BAC Nord : l’interview de Cédric Jimenez

Photo de tournage du film BAC Nord © DR

 

De bons flics qui ont donné une mauvaise image de la police. En 2012, dans les quartiers nord de Marseille, une affaire défraie la chronique. Des policiers de la brigade anti-criminalité (BAC) sont arrêtés pour racket et vol de drogue en bande organisée. L’affaire est très médiatisée à l’époque, politisée. De son côté, Cédric Jimenez est intrigué par cette histoire, comme bon nombre de Marseillais. Lui vient alors l’idée d’écrire une fiction inspirée de cette affaire, il la baptise BAC Nord. Fruit d’un travail de préparation minutieux, le film est présenté Hors Compétition au Grand Théâtre Lumière. Rencontre.

Qu’est-ce qui vous a poussé à faire de ce scandale un film ? 

Je suis né dans ces quartiers, je les connais bien. Je connais leur atmosphère et le rapport qu’ont les habitants avec la police. Les policiers n’y font pas le même métier que dans le centre-ville d’une petite ville, les codes sont très différents. Ils ressemblent plus aux gens qu’ils côtoient toute la journée qu’aux citoyens modèles qu’ils devraient être. Ce qui m’a aussi intéressé, c’est le rôle des médias dans l’affaire de la BAC Nord. Ils ont monté cette affaire très haut, jusqu’à Manuel Valls [ministre de l’Intérieur à l’époque], cette récupération politique a alimenté le scandale. On a parlé de trafic de drogue en bande organisée, de la BAC qui a pris le pouvoir sur les trafiquants. Je commençais à me dire que ça paraissait gros comme histoire. Ça m’a intéressé de creuser la frontière entre les accusations et la réalité des faits.

« Il y a une question récurrente dans mon cinéma, c’est celle de la machine qui broie l’individu, quel que soit son comportement. »

Mais mon travail, ce n’est pas de juger. J’ai cherché à vivre l’affaire comme eux l’ont vécue, à leur hauteur, avec leur regard, sans aller au-delà.

Vous avez rencontré trois des policiers mis en cause dans l’affaire, ici incarnés par Gilles Lellouche, Karim Leklou et François Civil. À quel point ces échanges ont-ils nourri le film ? 

Beaucoup. Ils savaient que tout n’était pas nickel dans leur comportement mais ils ont été dépassés par l’ampleur de cette affaire. Ils ont été jugés pour trafic de drogue international après cet emballement médiatique et politique. Ils ont été submergés, ça a été très compliqué.

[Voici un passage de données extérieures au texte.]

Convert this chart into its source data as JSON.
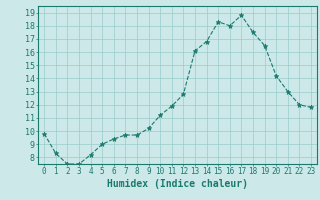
{
  "x": [
    0,
    1,
    2,
    3,
    4,
    5,
    6,
    7,
    8,
    9,
    10,
    11,
    12,
    13,
    14,
    15,
    16,
    17,
    18,
    19,
    20,
    21,
    22,
    23
  ],
  "y": [
    9.8,
    8.3,
    7.5,
    7.5,
    8.2,
    9.0,
    9.4,
    9.7,
    9.7,
    10.2,
    11.2,
    11.9,
    12.8,
    16.1,
    16.8,
    18.3,
    18.0,
    18.8,
    17.5,
    16.5,
    14.2,
    13.0,
    12.0,
    11.8
  ],
  "xlim": [
    -0.5,
    23.5
  ],
  "ylim": [
    7.5,
    19.5
  ],
  "yticks": [
    8,
    9,
    10,
    11,
    12,
    13,
    14,
    15,
    16,
    17,
    18,
    19
  ],
  "xticks": [
    0,
    1,
    2,
    3,
    4,
    5,
    6,
    7,
    8,
    9,
    10,
    11,
    12,
    13,
    14,
    15,
    16,
    17,
    18,
    19,
    20,
    21,
    22,
    23
  ],
  "xlabel": "Humidex (Indice chaleur)",
  "line_color": "#1a7a6e",
  "marker_color": "#1a7a6e",
  "bg_color": "#cce8e8",
  "grid_color": "#99cccc",
  "axis_color": "#1a7a6e",
  "tick_label_color": "#1a7a6e",
  "xlabel_color": "#1a7a6e",
  "xlabel_fontsize": 7,
  "ytick_fontsize": 6,
  "xtick_fontsize": 5.5
}
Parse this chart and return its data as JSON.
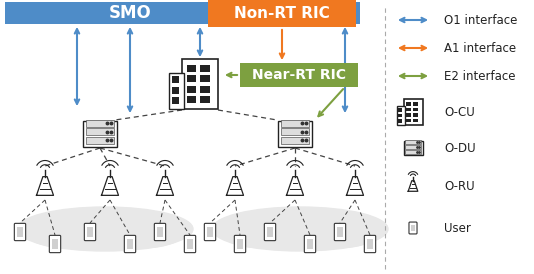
{
  "smo_color": "#4E8CC8",
  "non_rt_color": "#F07820",
  "near_rt_color": "#7DA040",
  "o1_color": "#4E8CC8",
  "a1_color": "#F07820",
  "e2_color": "#7DA040",
  "dashed_color": "#333333",
  "bg_color": "#FFFFFF",
  "legend_labels": [
    "O1 interface",
    "A1 interface",
    "E2 interface",
    "O-CU",
    "O-DU",
    "O-RU",
    "User"
  ]
}
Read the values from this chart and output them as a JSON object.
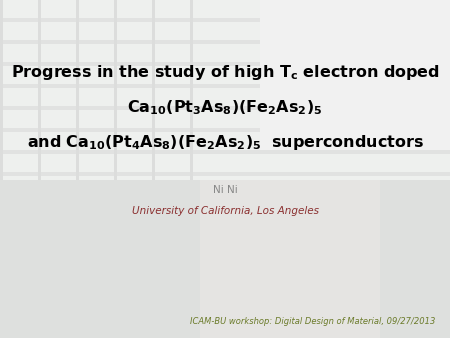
{
  "title_line1": "Progress in the study of high $\\mathbf{T_c}$ electron doped",
  "title_line2": "$\\mathbf{Ca_{10}(Pt_{3}As_{8})(Fe_{2}As_{2})_5}$",
  "title_line3": "$\\mathbf{and\\ Ca_{10}(Pt_{4}As_{8})(Fe_{2}As_{2})_5\\ \\ superconductors}$",
  "author": "Ni Ni",
  "institution": "University of California, Los Angeles",
  "footer": "ICAM-BU workshop: Digital Design of Material, 09/27/2013",
  "title_color": "#000000",
  "author_color": "#888888",
  "institution_color": "#8B3030",
  "footer_color": "#6B7B2A",
  "title_fontsize": 11.5,
  "author_fontsize": 7.5,
  "institution_fontsize": 7.5,
  "footer_fontsize": 6.0,
  "bg_base": "#c8cac8",
  "bg_light": "#e8eae8"
}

« Coupables ou innocents, ce qui m’intéresse, c’est l’humain pris dans ce genre de crises. Je décortique l’affaire d’un point de vue humain. »

Dans le film, il y a cette scène d’assaut policier de la cité qui rappelle les films de guerre. Quelles références aviez-vous en tête ?

Je n’avais pas de références autres que ce que je ressentais quand on m’en parlait. Lors d’interventions dans ces grosses cités, il y a de la peur des deux côtés. Ça peut ressembler à un champ de bataille, les risques sont élevés, aucun camp ne veut renoncer. Les moyens déployés par la police sont quasi militaires mais en face aussi il y a des armes. On m’a raconté plusieurs opérations, dans les deux camps, et j’en ai fait un mix pour créer une scène riche avec mon ressenti, à savoir une électricité, une peur mutuelle, on est dans un combat.

Votre prochain film, Novembre, lui aussi s’intéresse à la police mais dans un contexte tout à fait différent. Il s’agit des attentats du 13 novembre 2015 à Paris.

C’est une plongée au cœur de la SDAT, la sous-direction antiterroriste, pendant les cinq jours qui ont suivi les attentats. Je reste sur le point de vue des enquêteurs, on n’est jamais dans les attentats. C’est un film qui raconte la vie et le tsunami qu’ils ont pris sur la gueule quand c’est arrivé. Ils n’ont pas dormi, ils étaient tout le temps sur le pont. Leur responsabilité était énorme parce que l’échec n’était pas une option. Le film raconte cela avec Jean Dujardin, Sandrine Kiberlain, Anaïs Demoustier, Sofian Khammes et Jérémie Renier.